Domenic Carosa and Dan Schatt, of firm Earnity, believe decentralized finance (DeFi) is the most exciting thing to happen to money in centuries. People can now use DeFi to invest, save, borrow, and lend between themselves using cryptocurrencies via fully automated, digital “smart contracts,” rather than handing over their money to bankers and investment managers.

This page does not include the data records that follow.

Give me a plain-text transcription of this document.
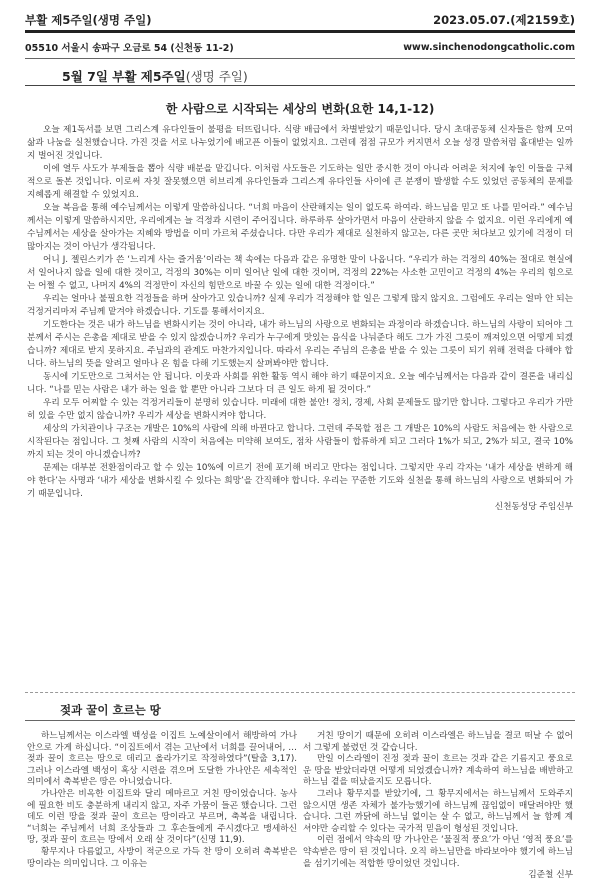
부활 제5주일(생명 주일)	2023.05.07.(제2159호)
05510 서울시 송파구 오금로 54 (신천동 11-2)	www.sinchenodongcatholic.com
5월 7일 부활 제5주일(생명 주일)
한 사람으로 시작되는 세상의 변화(요한 14,1-12)

오늘 제1독서를 보면 그리스계 유다인들이 불평을 터뜨립니다. 식량 배급에서 차별받았기 때문입니다. 당시 초대공동체 신자들은 함께 모여 삶과 나눔을 실천했습니다. 가진 것을 서로 나누었기에 배고픈 이들이 없었지요. 그런데 점점 규모가 커지면서 오늘 성경 말씀처럼 홀대받는 일까지 벌어진 것입니다.

이에 열두 사도가 부제들을 뽑아 식량 배분을 맡깁니다. 이처럼 사도들은 기도하는 일만 중시한 것이 아니라 어려운 처지에 놓인 이들을 구체적으로 돌본 것입니다. 이로써 자칫 잘못했으면 히브리계 유다인들과 그리스계 유다인들 사이에 큰 분쟁이 발생할 수도 있었던 공동체의 문제를 지혜롭게 해결할 수 있었지요.

오늘 복음을 통해 예수님께서는 이렇게 말씀하십니다. “너희 마음이 산란해지는 일이 없도록 하여라. 하느님을 믿고 또 나를 믿어라.” 예수님께서는 이렇게 말씀하시지만, 우리에게는 늘 걱정과 시련이 주어집니다. 하루하루 살아가면서 마음이 산란하지 않을 수 없지요. 이런 우리에게 예수님께서는 세상을 살아가는 지혜와 방법을 이미 가르쳐 주셨습니다. 다만 우리가 제대로 실천하지 않고는, 다른 곳만 쳐다보고 있기에 걱정이 더 많아지는 것이 아닌가 생각됩니다.

어니 J. 젤린스키가 쓴 ‘느리게 사는 즐거움’이라는 책 속에는 다음과 같은 유명한 말이 나옵니다. “우리가 하는 걱정의 40%는 절대로 현실에서 일어나지 않을 일에 대한 것이고, 걱정의 30%는 이미 일어난 일에 대한 것이며, 걱정의 22%는 사소한 고민이고 걱정의 4%는 우리의 힘으로는 어쩔 수 없고, 나머지 4%의 걱정만이 자신의 힘만으로 바꿀 수 있는 일에 대한 걱정이다.”

우리는 얼마나 불필요한 걱정들을 하며 살아가고 있습니까? 실제 우리가 걱정해야 할 일은 그렇게 많지 않지요. 그럼에도 우리는 얼마 안 되는 걱정거리마저 주님께 맡겨야 하겠습니다. 기도를 통해서이지요.

기도한다는 것은 내가 하느님을 변화시키는 것이 아니라, 내가 하느님의 사랑으로 변화되는 과정이라 하겠습니다. 하느님의 사랑이 되어야 그분께서 주시는 은총을 제대로 받을 수 있지 않겠습니까? 우리가 누구에게 맛있는 음식을 나눠준다 해도 그가 가진 그릇이 깨져있으면 어떻게 되겠습니까? 제대로 받지 못하지요. 주님과의 관계도 마찬가지입니다. 따라서 우리는 주님의 은총을 받을 수 있는 그릇이 되기 위해 전력을 다해야 합니다. 하느님의 뜻을 알려고 얼마나 온 힘을 다해 기도했는지 살펴봐야만 합니다.

동시에 기도만으로 그쳐서는 안 됩니다. 이웃과 사회를 위한 활동 역시 해야 하기 때문이지요. 오늘 예수님께서는 다음과 같이 결론을 내리십니다. “나를 믿는 사람은 내가 하는 일을 할 뿐만 아니라 그보다 더 큰 일도 하게 될 것이다.”

우리 모두 어찌할 수 있는 걱정거리들이 분명히 있습니다. 미래에 대한 불안! 정치, 경제, 사회 문제들도 많기만 합니다. 그렇다고 우리가 가만히 있을 수만 없지 않습니까? 우리가 세상을 변화시켜야 합니다.

세상의 가치관이나 구조는 개발은 10%의 사람에 의해 바뀐다고 합니다. 그런데 주목할 점은 그 개발은 10%의 사람도 처음에는 한 사람으로 시작된다는 점입니다. 그 첫째 사람의 시작이 처음에는 미약해 보여도, 점차 사람들이 합류하게 되고 그러다 1%가 되고, 2%가 되고, 결국 10%까지 되는 것이 아니겠습니까?

문제는 대부분 전환점이라고 할 수 있는 10%에 이르기 전에 포기해 버리고 만다는 점입니다. 그렇지만 우리 각자는 ‘내가 세상을 변하게 해야 한다’는 사명과 ‘내가 세상을 변화시킬 수 있다는 희망’을 간직해야 합니다. 우리는 꾸준한 기도와 실천을 통해 하느님의 사랑으로 변화되어 가기 때문입니다.

신천동성당 주임신부
젖과 꿀이 흐르는 땅

하느님께서는 이스라엘 백성을 이집트 노예살이에서 해방하여 가나안으로 가게 하십니다. “이집트에서 겪는 고난에서 너희를 끌어내어, … 젖과 꿀이 흐르는 땅으로 데리고 올라가기로 작정하였다”(탈출 3,17). 그러나 이스라엘 백성이 혹상 시련을 겪으며 도달한 가나안은 세속적인 의미에서 축복받은 땅은 아니었습니다.

가나안은 비옥한 이집트와 달리 메마르고 거친 땅이었습니다. 농사에 필요한 비도 충분하게 내리지 않고, 자주 가뭄이 들곤 했습니다. 그런데도 이런 땅을 젖과 꿀이 흐르는 땅이라고 부르며, 축복을 내립니다. “너희는 주님께서 너희 조상들과 그 후손들에게 주시겠다고 맹세하신 땅, 젖과 꿀이 흐르는 땅에서 오래 살 것이다”(신명 11,9).

황무지나 다름없고, 사방이 적군으로 가득 찬 땅이 오히려 축복받은 땅이라는 의미입니다. 그 이유는

거친 땅이기 때문에 오히려 이스라엘은 하느님을 결코 떠날 수 없어서 그렇게 불렸던 것 같습니다.

만일 이스라엘이 진정 젖과 꿀이 흐르는 것과 같은 기름지고 풍요로운 땅을 받았더라면 어떻게 되었겠습니까? 계속하여 하느님을 배반하고 하느님 곁을 떠났을지도 모릅니다.

그러나 황무지를 받았기에, 그 황무지에서는 하느님께서 도와주지 않으시면 생존 자체가 불가능했기에 하느님께 끊임없이 매달려야만 했습니다. 그런 까닭에 하느님 없이는 살 수 없고, 하느님께서 늘 함께 계셔야만 승리할 수 있다는 국가적 믿음이 형성된 것입니다.

이런 점에서 약속의 땅 가나안은 ‘물질적 풍요’가 아닌 ‘영적 풍요’를 약속받은 땅이 된 것입니다. 오직 하느님만을 바라보아야 했기에 하느님을 섬기기에는 적합한 땅이었던 것입니다.

김준철 신부
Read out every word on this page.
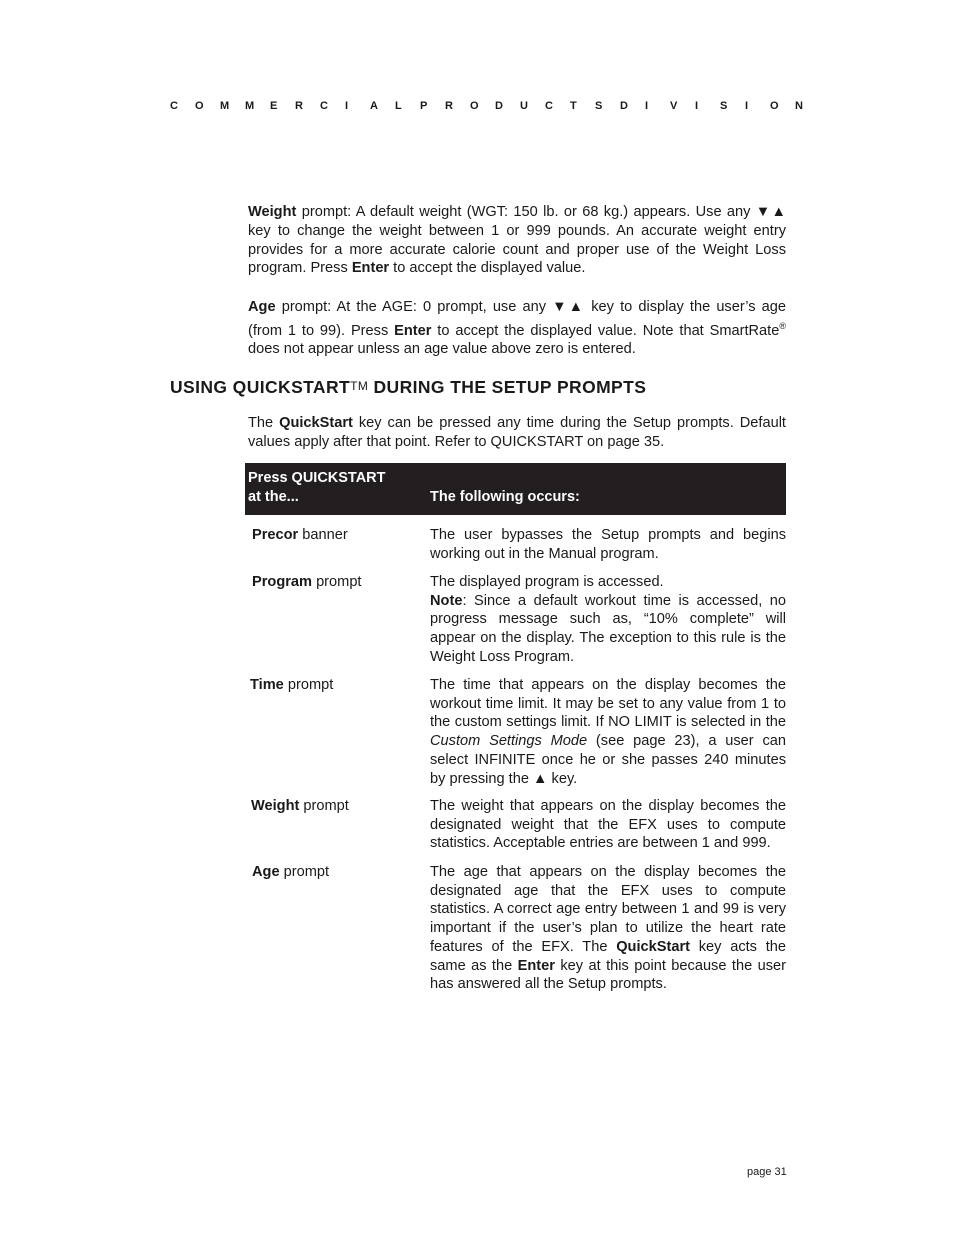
C	O	M	M	E	R	C	I	A	L	P	R	O	D	U	C	T	S	D	I	V	I	S	I	O	N
Weight prompt: A default weight (WGT: 150 lb. or 68 kg.) appears. Use any ▼▲ key to change the weight between 1 or 999 pounds. An accurate weight entry provides for a more accurate calorie count and proper use of the Weight Loss program. Press Enter to accept the displayed value.
Age prompt: At the AGE: 0 prompt, use any ▼▲ key to display the user’s age (from 1 to 99). Press Enter to accept the displayed value. Note that SmartRate® does not appear unless an age value above zero is entered.
USING QUICKSTARTTM DURING THE SETUP PROMPTS
The QuickStart key can be pressed any time during the Setup prompts. Default values apply after that point. Refer to QUICKSTART on page 35.
Press QUICKSTART
at the...	The following occurs:
Precor banner	The user bypasses the Setup prompts and begins working out in the Manual program.
Program prompt	The displayed program is accessed.
Note: Since a default workout time is accessed, no progress message such as, “10% complete” will appear on the display. The exception to this rule is the Weight Loss Program.
Time prompt	The time that appears on the display becomes the workout time limit. It may be set to any value from 1 to the custom settings limit. If NO LIMIT is selected in the Custom Settings Mode (see page 23), a user can select INFINITE once he or she passes 240 minutes by pressing the ▲ key.
Weight prompt	The weight that appears on the display becomes the designated weight that the EFX uses to compute statistics. Acceptable entries are between 1 and 999.
Age prompt	The age that appears on the display becomes the designated age that the EFX uses to compute statistics. A correct age entry between 1 and 99 is very important if the user’s plan to utilize the heart rate features of the EFX. The QuickStart key acts the same as the Enter key at this point because the user has answered all the Setup prompts.
page 31
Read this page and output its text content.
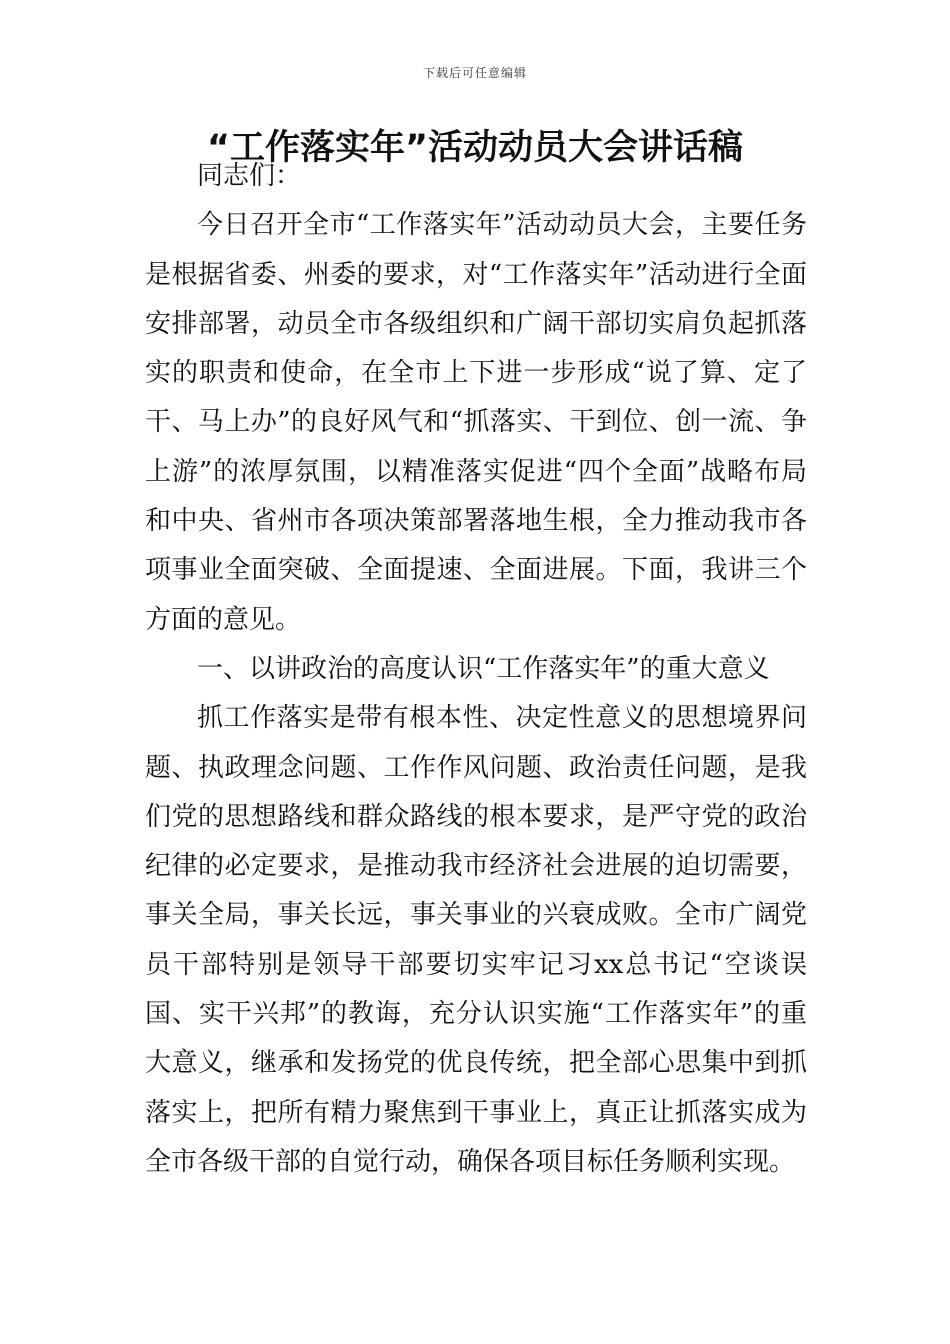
下载后可任意编辑
“工作落实年”活动动员大会讲话稿

同志们：

今日召开全市“工作落实年”活动动员大会，主要任务是根据省委、州委的要求，对“工作落实年”活动进行全面安排部署，动员全市各级组织和广阔干部切实肩负起抓落实的职责和使命，在全市上下进一步形成“说了算、定了干、马上办”的良好风气和“抓落实、干到位、创一流、争上游”的浓厚氛围，以精准落实促进“四个全面”战略布局和中央、省州市各项决策部署落地生根，全力推动我市各项事业全面突破、全面提速、全面进展。下面，我讲三个方面的意见。

一、以讲政治的高度认识“工作落实年”的重大意义

抓工作落实是带有根本性、决定性意义的思想境界问题、执政理念问题、工作作风问题、政治责任问题，是我们党的思想路线和群众路线的根本要求，是严守党的政治纪律的必定要求，是推动我市经济社会进展的迫切需要，事关全局，事关长远，事关事业的兴衰成败。全市广阔党员干部特别是领导干部要切实牢记习xx总书记“空谈误国、实干兴邦”的教诲，充分认识实施“工作落实年”的重大意义，继承和发扬党的优良传统，把全部心思集中到抓落实上，把所有精力聚焦到干事业上，真正让抓落实成为全市各级干部的自觉行动，确保各项目标任务顺利实现。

Even better, you can do everything on DeFi via the blockchain: an incorruptible ledger that records every single transaction ever made. However, it does not mean DeFi is risk-free. If you want to know more about decentralized finance, here are some terms you must know:
dApp
Decentralized application (dApp) is the foundation of everything DeFi. A dApp, like a DAO, is an application that runs essentially on its own, with no managers or mediators, and allows users to transfer funds between themselves. The Ethereum blockchain serves as a dApp library for most DeFi dApps, with other blockchains such as Tron and EOS allowing developers to code applications.
DEX/CEX
A DEX is a decentralized exchange, while a CEX is a centralized exchange. Both allow you to buy and sell coins and tokens. Like the distinction between DeFi and CeFi, a DEX is autonomous and powered by algorithms and smart contracts, whereas a company manages a CEX. DEXs with well-known names include Uniswap and Kyber, while CEXs include Coinbase and Binance. CEXs may be less expensive than DEXs, but unlike some DEXs, users have no say in how they operate.
Gas Fees
Gas fees are the fees charged to Ethereum “miners” for processing transactions on the blockchain. The higher the gas fees, the more transactions that go through Ethereum, which may make smaller trades less cost-effective (more on this later in the series)
Yield Farming
Liquidity mining (or yield farming) is a crucial feature of DeFi that allows users to deposit on a DEX or dApp in exchange for rewards. For example, some platforms reward users with another ticket, which can be staked indefinitely on the same or another DEX or dApp. The allure is that each coin or token pays a yield (similar to savings interest), and you can chase (or “farm”) higher profits through the process of staking. It’s similar to putting cash on deposit with different banks, except you need tokens from each bank before you can deposit with the following bank for a higher yield.